Gatsobait wrote:
Three times, all green lights on the breathalyser and none of which involved any actual bad driving on my part (though I did get producers). One time I got breathalysed they'd actually stopped me for a broken tail light, so that's almost as good as a random test in my book. I very much doubt that any plod has found a driver so drunk that they'd sabotaged one of their own lights. Personally I don't have a big problem with random testing, I just wish they'd been honest enough to say that's what it was instead of trying to find an excuse to link it to the blown bulb.
Do you think this might have been something to do with the type of car you were driving?
As we know, the traffic police occasionally exercise their discretion in inappropriate ways.

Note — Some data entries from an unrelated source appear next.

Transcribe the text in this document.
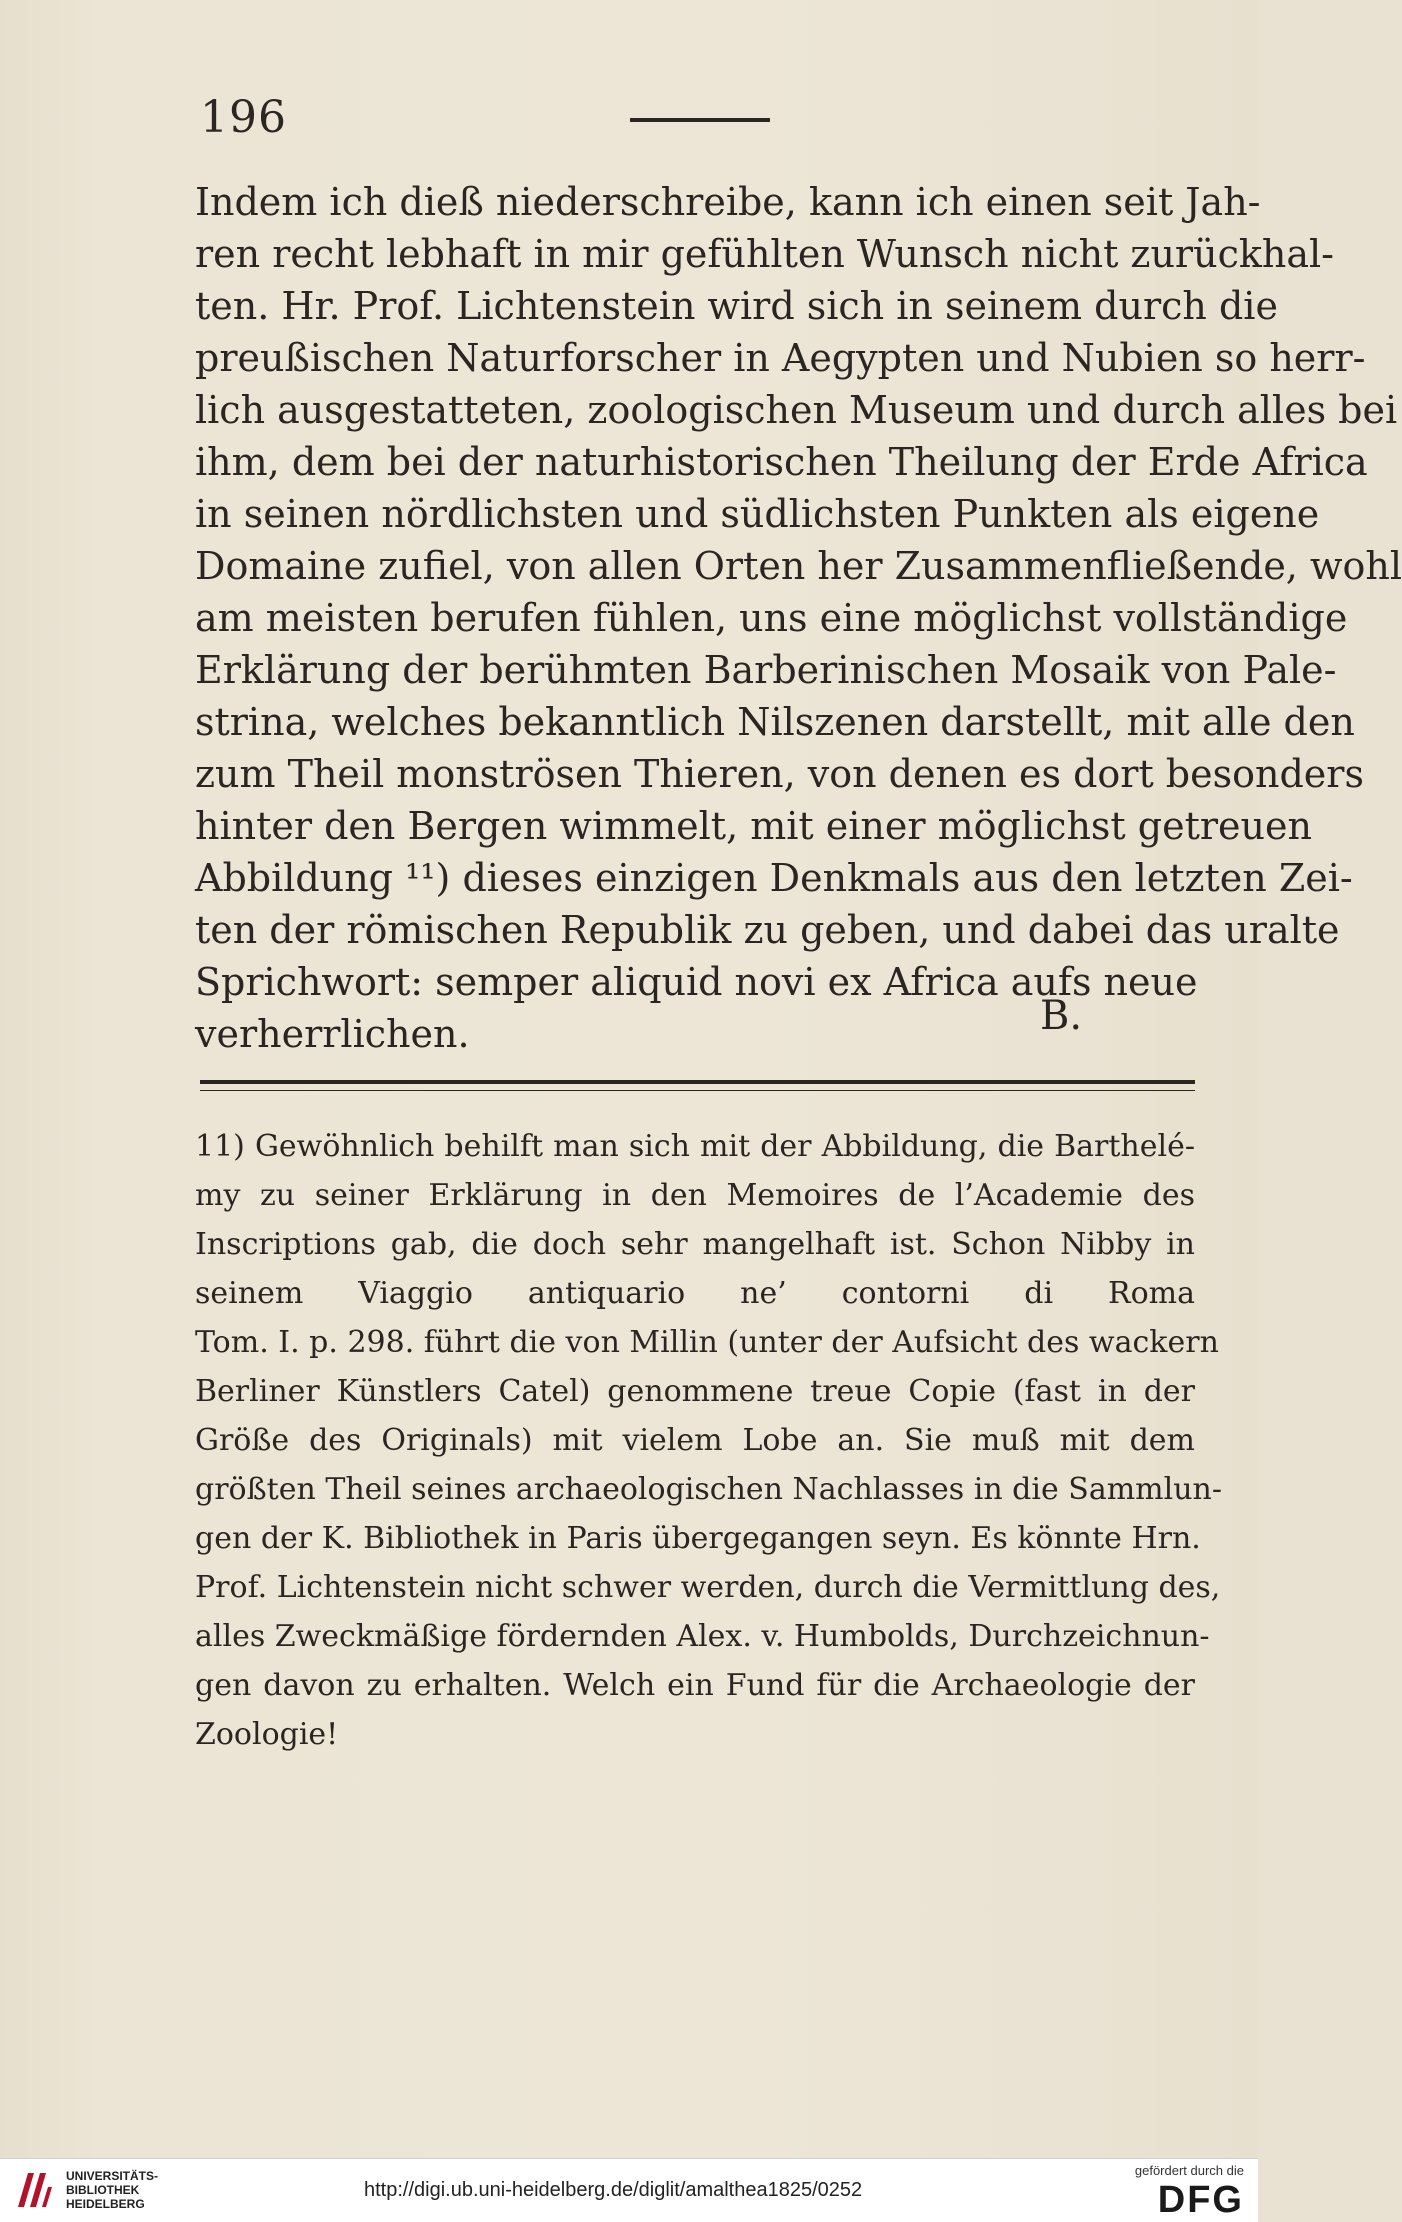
196
Indem ich dieß niederschreibe, kann ich einen seit Jah-
ren recht lebhaft in mir gefühlten Wunsch nicht zurückhal-
ten. Hr. Prof. Lichtenstein wird sich in seinem durch die
preußischen Naturforscher in Aegypten und Nubien so herr-
lich ausgestatteten, zoologischen Museum und durch alles bei
ihm, dem bei der naturhistorischen Theilung der Erde Africa
in seinen nördlichsten und südlichsten Punkten als eigene
Domaine zufiel, von allen Orten her Zusammenfließende, wohl
am meisten berufen fühlen, uns eine möglichst vollständige
Erklärung der berühmten Barberinischen Mosaik von Pale-
strina, welches bekanntlich Nilszenen darstellt, mit alle den
zum Theil monströsen Thieren, von denen es dort besonders
hinter den Bergen wimmelt, mit einer möglichst getreuen
Abbildung ¹¹) dieses einzigen Denkmals aus den letzten Zei-
ten der römischen Republik zu geben, und dabei das uralte
Sprichwort: semper aliquid novi ex Africa aufs neue
verherrlichen.	B.
11) Gewöhnlich behilft man sich mit der Abbildung, die Barthelé-
my zu seiner Erklärung in den Memoires de l’Academie des
Inscriptions gab, die doch sehr mangelhaft ist. Schon Nibby in
seinem Viaggio antiquario ne’ contorni di Roma
Tom. I. p. 298. führt die von Millin (unter der Aufsicht des wackern
Berliner Künstlers Catel) genommene treue Copie (fast in der
Größe des Originals) mit vielem Lobe an. Sie muß mit dem
größten Theil seines archaeologischen Nachlasses in die Sammlun-
gen der K. Bibliothek in Paris übergegangen seyn. Es könnte Hrn.
Prof. Lichtenstein nicht schwer werden, durch die Vermittlung des,
alles Zweckmäßige fördernden Alex. v. Humbolds, Durchzeichnun-
gen davon zu erhalten. Welch ein Fund für die Archaeologie der
Zoologie!
UNIVERSITÄTS-
BIBLIOTHEK
HEIDELBERG
http://digi.ub.uni-heidelberg.de/diglit/amalthea1825/0252
gefördert durch die
DFG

When was the most recent of the three?
The problem with "random testing" (or "unfettered discretion", as it is more correctly called) is that, if there are no controls at all on who is stopped, and when, it can easily become an excuse for irrelevant vendettas rather than a properly targeted safety measure.
In practice, the police can stop whoever they want for a breath test anyway. "Your driving seemed a touch erratic, Sir." The limitation on testing is numbers, not inadequate police powers.
FWIW I have been breathalysed precisely once in my driving career, in December 1989. I
had just driven off a pub car park, which I suppose gave them a reasonable excuse, but the test was comfortably negative. I had just acquired a new company lease car which, in its day, may have appeared a bit "flash" and encouraged the copper.